Aspen Global Incorporated (AGI), part of the Aspen Group, has agreed to acquire the residual rights to AstraZeneca’s anesthetic medicines in a deal worth up to $770 million. These medicines include: Diprivan (propofol), EMLA (lidocaine 2.5% and prilocaine 2.5%), Xylocaine/Xylocard/Xyloproct (lidocaine HCl), Marcaine (bupivacaine hydrochloride), Naropin (ropivacaine Hcl), Carbocaine (mepivacaine), and Citanest (prilocaine).
AsraZeneca entered into an agreement with AGI in June 2016, under which AGI gained the exclusive commercialization rights to the medicines in markets outside the US. Under the new agreement, AGI will acquire the remaining rights to the intellectual property and manufacturing know-how related to the anesthetic medicines for an upfront consideration of $555 million. Additionally, AGI will pay AstraZeneca up to $211 million in performance-related milestones based on sales and gross margin during the period from September 1, 2017 to November 30, 2019. AstraZeneca plans to continue to manufacture and supply the medicines to AGI during a transition period of up to five years.

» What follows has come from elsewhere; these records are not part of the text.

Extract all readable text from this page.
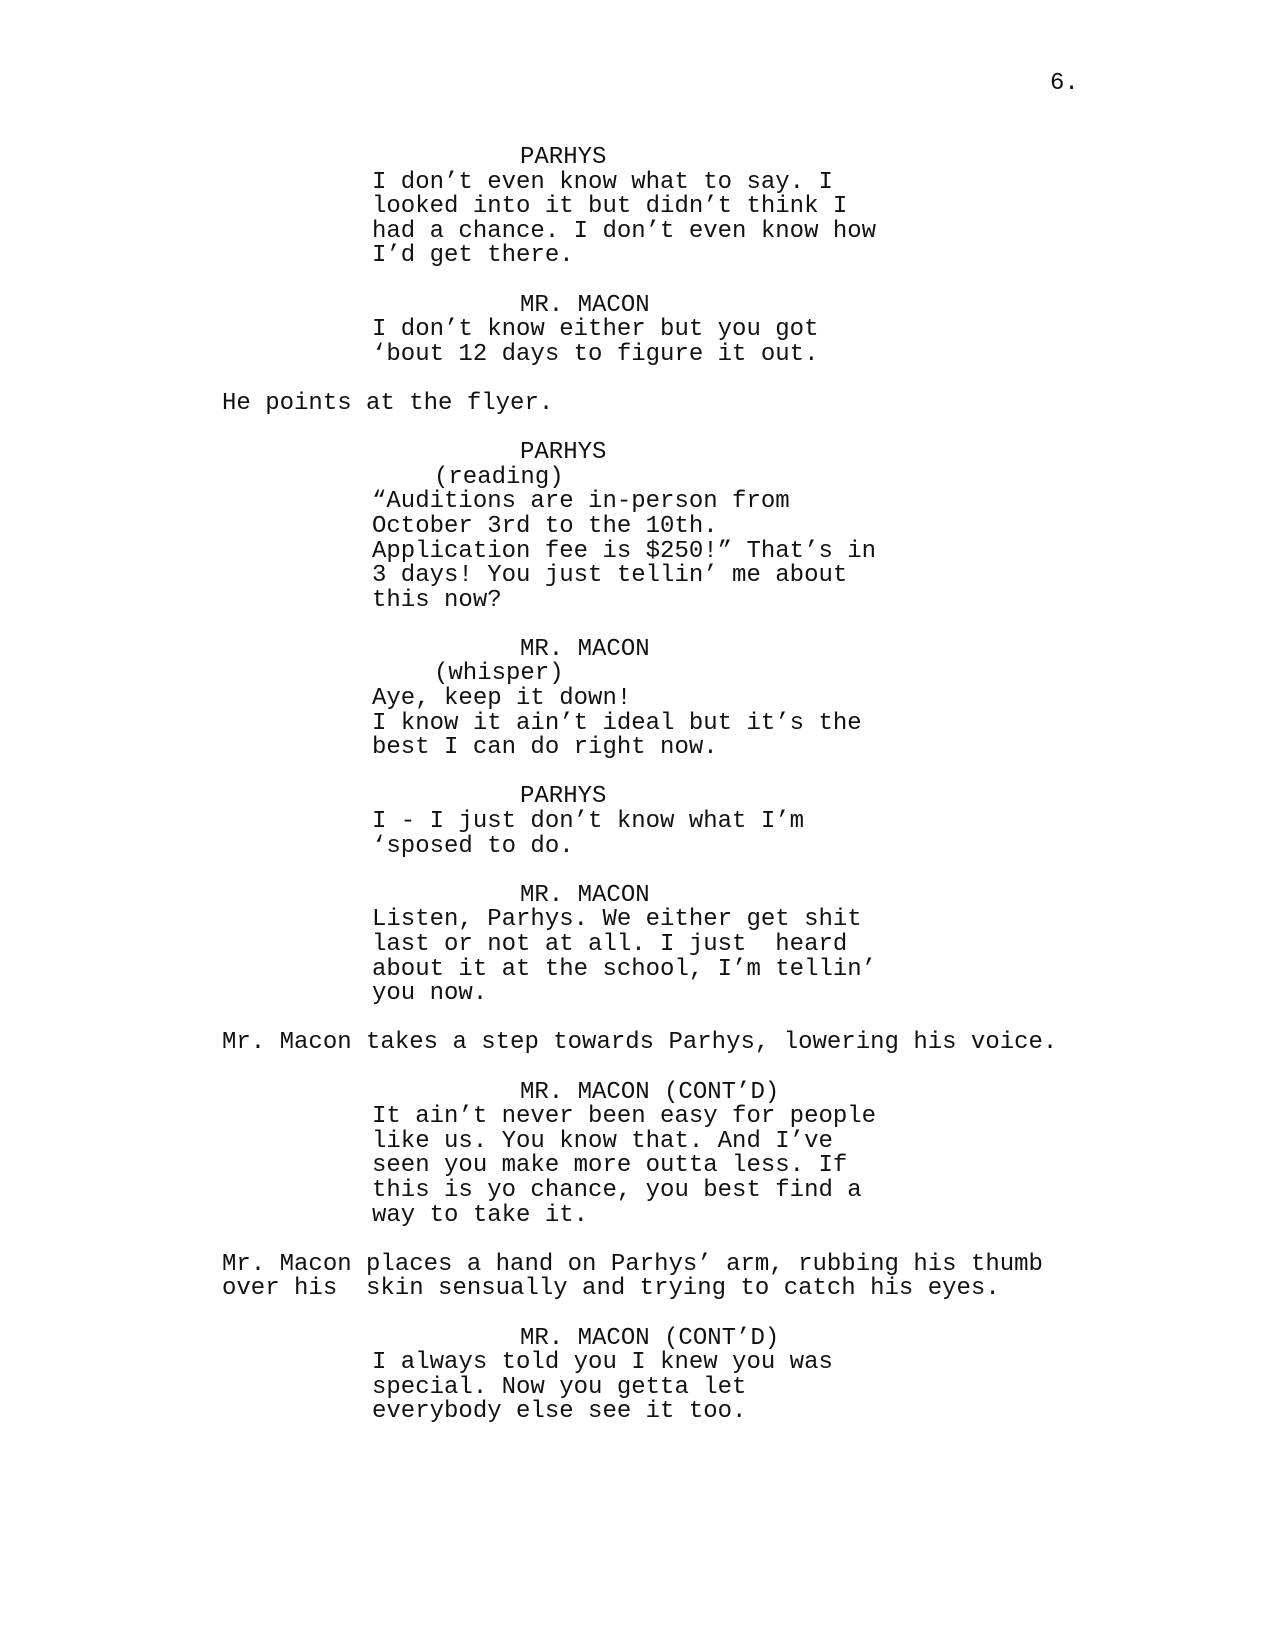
6.
PARHYS
I don’t even know what to say. I
looked into it but didn’t think I
had a chance. I don’t even know how
I’d get there.
MR. MACON
I don’t know either but you got
‘bout 12 days to figure it out.
He points at the flyer.
PARHYS
(reading)
“Auditions are in-person from
October 3rd to the 10th.
Application fee is $250!” That’s in
3 days! You just tellin’ me about
this now?
MR. MACON
(whisper)
Aye, keep it down!
I know it ain’t ideal but it’s the
best I can do right now.
PARHYS
I - I just don’t know what I’m
‘sposed to do.
MR. MACON
Listen, Parhys. We either get shit
last or not at all. I just  heard
about it at the school, I’m tellin’
you now.
Mr. Macon takes a step towards Parhys, lowering his voice.
MR. MACON (CONT’D)
It ain’t never been easy for people
like us. You know that. And I’ve
seen you make more outta less. If
this is yo chance, you best find a
way to take it.
Mr. Macon places a hand on Parhys’ arm, rubbing his thumb
over his  skin sensually and trying to catch his eyes.
MR. MACON (CONT’D)
I always told you I knew you was
special. Now you getta let
everybody else see it too.
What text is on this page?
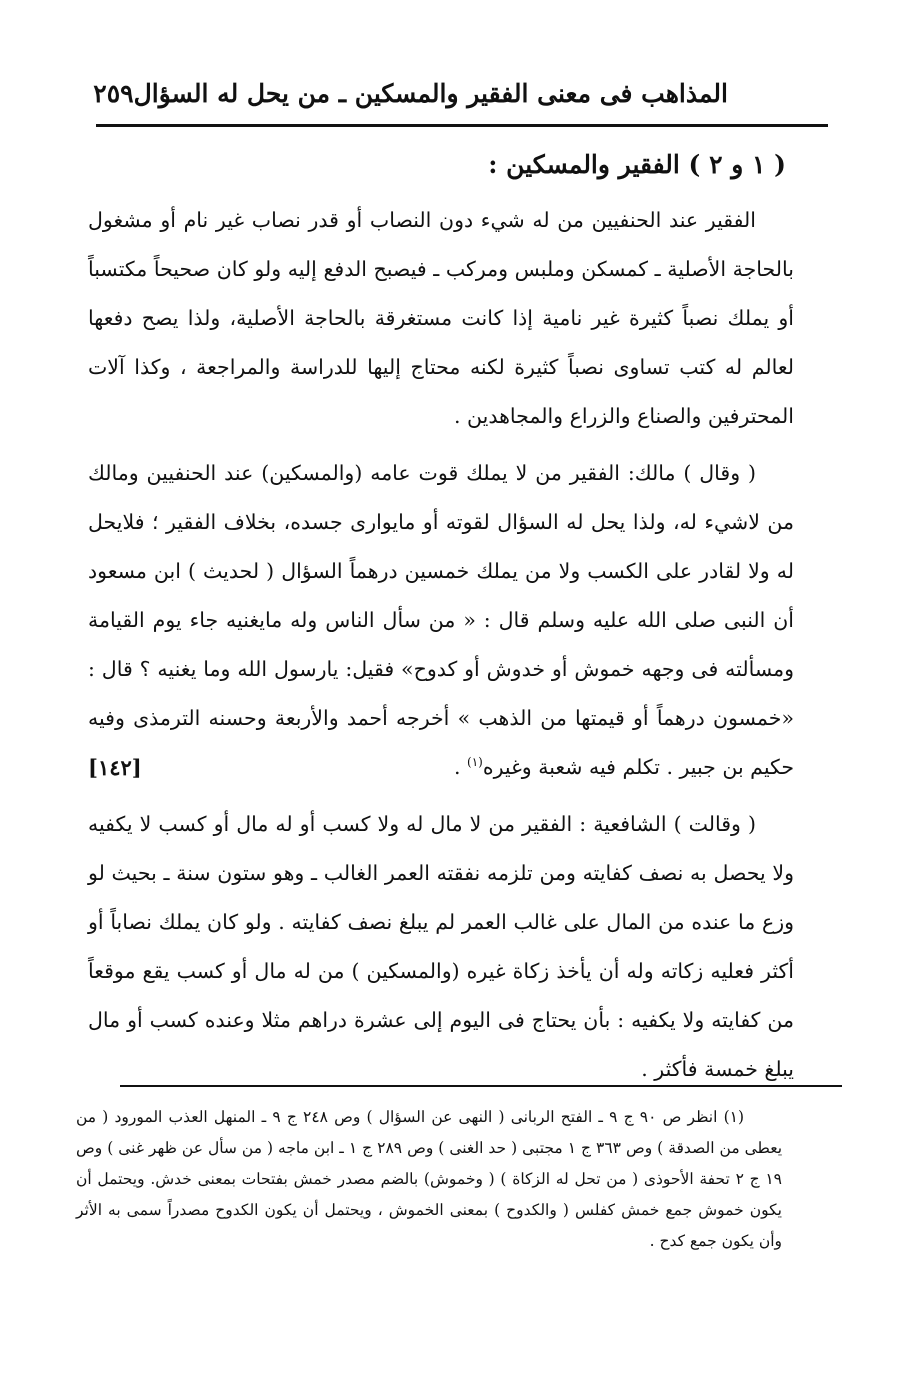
المذاهب فى معنى الفقير والمسكين ـ من يحل له السؤال
٢٥٩
( ١ و ٢ ) الفقير والمسكين :

الفقير عند الحنفيين من له شيء دون النصاب أو قدر نصاب غير نام أو مشغول بالحاجة الأصلية ـ كمسكن وملبس ومركب ـ فيصبح الدفع إليه ولو كان صحيحاً مكتسباً أو يملك نصباً كثيرة غير نامية إذا كانت مستغرقة بالحاجة الأصلية، ولذا يصح دفعها لعالم له كتب تساوى نصباً كثيرة لكنه محتاج إليها للدراسة والمراجعة ، وكذا آلات المحترفين والصناع والزراع والمجاهدين .

( وقال ) مالك: الفقير من لا يملك قوت عامه (والمسكين) عند الحنفيين ومالك من لاشيء له، ولذا يحل له السؤال لقوته أو مايوارى جسده، بخلاف الفقير ؛ فلايحل له ولا لقادر على الكسب ولا من يملك خمسين درهماً السؤال ( لحديث ) ابن مسعود أن النبى صلى الله عليه وسلم قال : « من سأل الناس وله مايغنيه جاء يوم القيامة ومسألته فى وجهه خموش أو خدوش أو كدوح» فقيل: يارسول الله وما يغنيه ؟ قال : «خمسون درهماً أو قيمتها من الذهب » أخرجه أحمد والأربعة وحسنه الترمذى وفيه حكيم بن جبير . تكلم فيه شعبة وغيره$^{(١)}$ .
[١٤٢]

( وقالت ) الشافعية : الفقير من لا مال له ولا كسب أو له مال أو كسب لا يكفيه ولا يحصل به نصف كفايته ومن تلزمه نفقته العمر الغالب ـ وهو ستون سنة ـ بحيث لو وزع ما عنده من المال على غالب العمر لم يبلغ نصف كفايته . ولو كان يملك نصاباً أو أكثر فعليه زكاته وله أن يأخذ زكاة غيره (والمسكين ) من له مال أو كسب يقع موقعاً من كفايته ولا يكفيه : بأن يحتاج فى اليوم إلى عشرة دراهم مثلا وعنده كسب أو مال يبلغ خمسة فأكثر .

(١) انظر ص ٩٠ ج ٩ ـ الفتح الربانى ( النهى عن السؤال ) وص ٢٤٨ ج ٩ ـ المنهل العذب المورود ( من يعطى من الصدقة ) وص ٣٦٣ ج ١ مجتبى ( حد الغنى ) وص ٢٨٩ ج ١ ـ ابن ماجه ( من سأل عن ظهر غنى ) وص ١٩ ج ٢ تحفة الأحوذى ( من تحل له الزكاة ) ( وخموش) بالضم مصدر خمش بفتحات بمعنى خدش. ويحتمل أن يكون خموش جمع خمش كفلس ( والكدوح ) بمعنى الخموش ، ويحتمل أن يكون الكدوح مصدراً سمى به الأثر وأن يكون جمع كدح .
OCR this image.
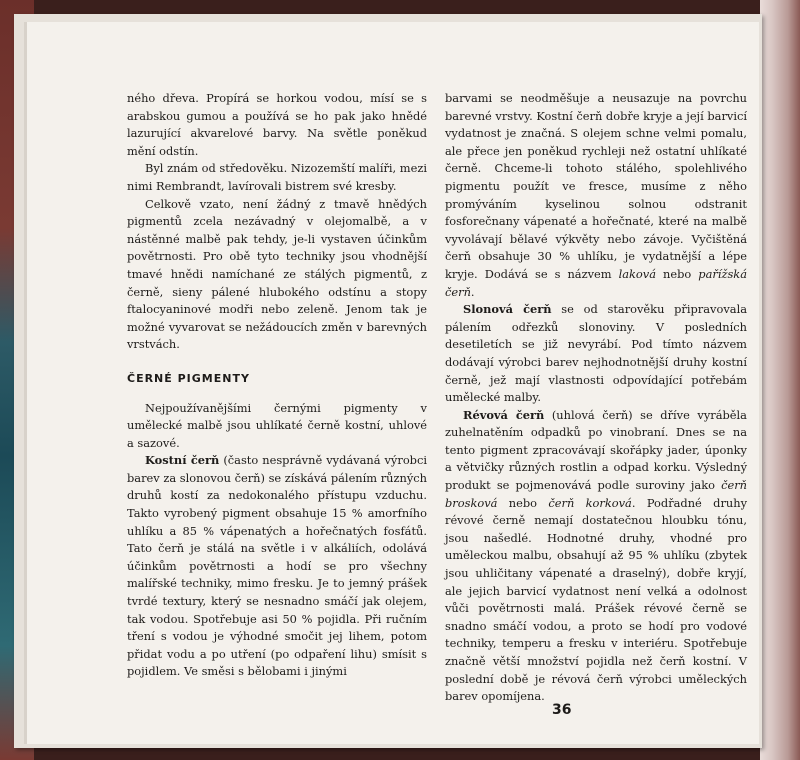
ného dřeva. Propírá se horkou vodou, mísí se s arabskou gumou a používá se ho pak jako hnědé lazurující akvarelové barvy. Na světle poněkud mění odstín.

Byl znám od středověku. Nizozemští malíři, mezi nimi Rembrandt, lavírovali bistrem své kresby.

Celkově vzato, není žádný z tmavě hnědých pigmentů zcela nezávadný v olejomalbě, a v nástěnné malbě pak tehdy, je-li vystaven účinkům povětrnosti. Pro obě tyto techniky jsou vhodnější tmavé hnědi namíchané ze stálých pigmentů, z černě, sieny pálené hlubokého odstínu a stopy ftalocyaninové modři nebo zeleně. Jenom tak je možné vyvarovat se nežádoucích změn v barevných vrstvách.

ČERNÉ PIGMENTY

Nejpoužívanějšími černými pigmenty v umělecké malbě jsou uhlíkaté černě kostní, uhlové a sazové.

Kostní čerň (často nesprávně vydávaná výrobci barev za slonovou čerň) se získává pálením různých druhů kostí za nedokonalého přístupu vzduchu. Takto vyrobený pigment obsahuje 15 % amorfního uhlíku a 85 % vápenatých a hořečnatých fosfátů. Tato čerň je stálá na světle i v alkáliích, odolává účinkům povětrnosti a hodí se pro všechny malířské techniky, mimo fresku. Je to jemný prášek tvrdé textury, který se nesnadno smáčí jak olejem, tak vodou. Spotřebuje asi 50 % pojidla. Při ručním tření s vodou je výhodné smočit jej lihem, potom přidat vodu a po utření (po odpaření lihu) smísit s pojidlem. Ve směsi s bělobami i jinými

barvami se neodměšuje a neusazuje na povrchu barevné vrstvy. Kostní čerň dobře kryje a její barvicí vydatnost je značná. S olejem schne velmi pomalu, ale přece jen poněkud rychleji než ostatní uhlíkaté černě. Chceme-li tohoto stálého, spolehlivého pigmentu použít ve fresce, musíme z něho promýváním kyselinou solnou odstranit fosforečnany vápenaté a hořečnaté, které na malbě vyvolávají bělavé výkvěty nebo závoje. Vyčištěná čerň obsahuje 30 % uhlíku, je vydatnější a lépe kryje. Dodává se s názvem laková nebo pařížská čerň.

Slonová čerň se od starověku připravovala pálením odřezků slonoviny. V posledních desetiletích se již nevyrábí. Pod tímto názvem dodávají výrobci barev nejhodnotnější druhy kostní černě, jež mají vlastnosti odpovídající potřebám umělecké malby.

Révová čerň (uhlová čerň) se dříve vyráběla zuhelnatěním odpadků po vinobraní. Dnes se na tento pigment zpracovávají skořápky jader, úponky a větvičky různých rostlin a odpad korku. Výsledný produkt se pojmenovává podle suroviny jako čerň brosková nebo čerň korková. Podřadné druhy révové černě nemají dostatečnou hloubku tónu, jsou našedlé. Hodnotné druhy, vhodné pro uměleckou malbu, obsahují až 95 % uhlíku (zbytek jsou uhličitany vápenaté a draselný), dobře kryjí, ale jejich barvicí vydatnost není velká a odolnost vůči povětrnosti malá. Prášek révové černě se snadno smáčí vodou, a proto se hodí pro vodové techniky, temperu a fresku v interiéru. Spotřebuje značně větší množství pojidla než čerň kostní. V poslední době je révová čerň výrobci uměleckých barev opomíjena.

36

Under the original 2016 agreement, AGI made an upfront payment to AstraZeneca of $520 million and agreed to make future product sales-related payments of up to $250 million as well as pay double-digit percentage royalties on product sales. AstraZeneca agreed to continue to manufacture and supply the medicines to AGI on a cost-plus basis for an initial period of 10 years.
The new agreement does not impact the first product sales-related payment of $150 million due to AstraZeneca, for which the contingent terms have now been met. Under the new agreement, AGI will no longer pay royalties to AstraZeneca. The remaining $100 million product sales-related payment from the original agreement will be made to AstraZeneca in 2018, if the contingent terms are met.
The new, additional agreement is expected to close in the fourth quarter of 2017, subject to customary closing conditions and regulatory clearances.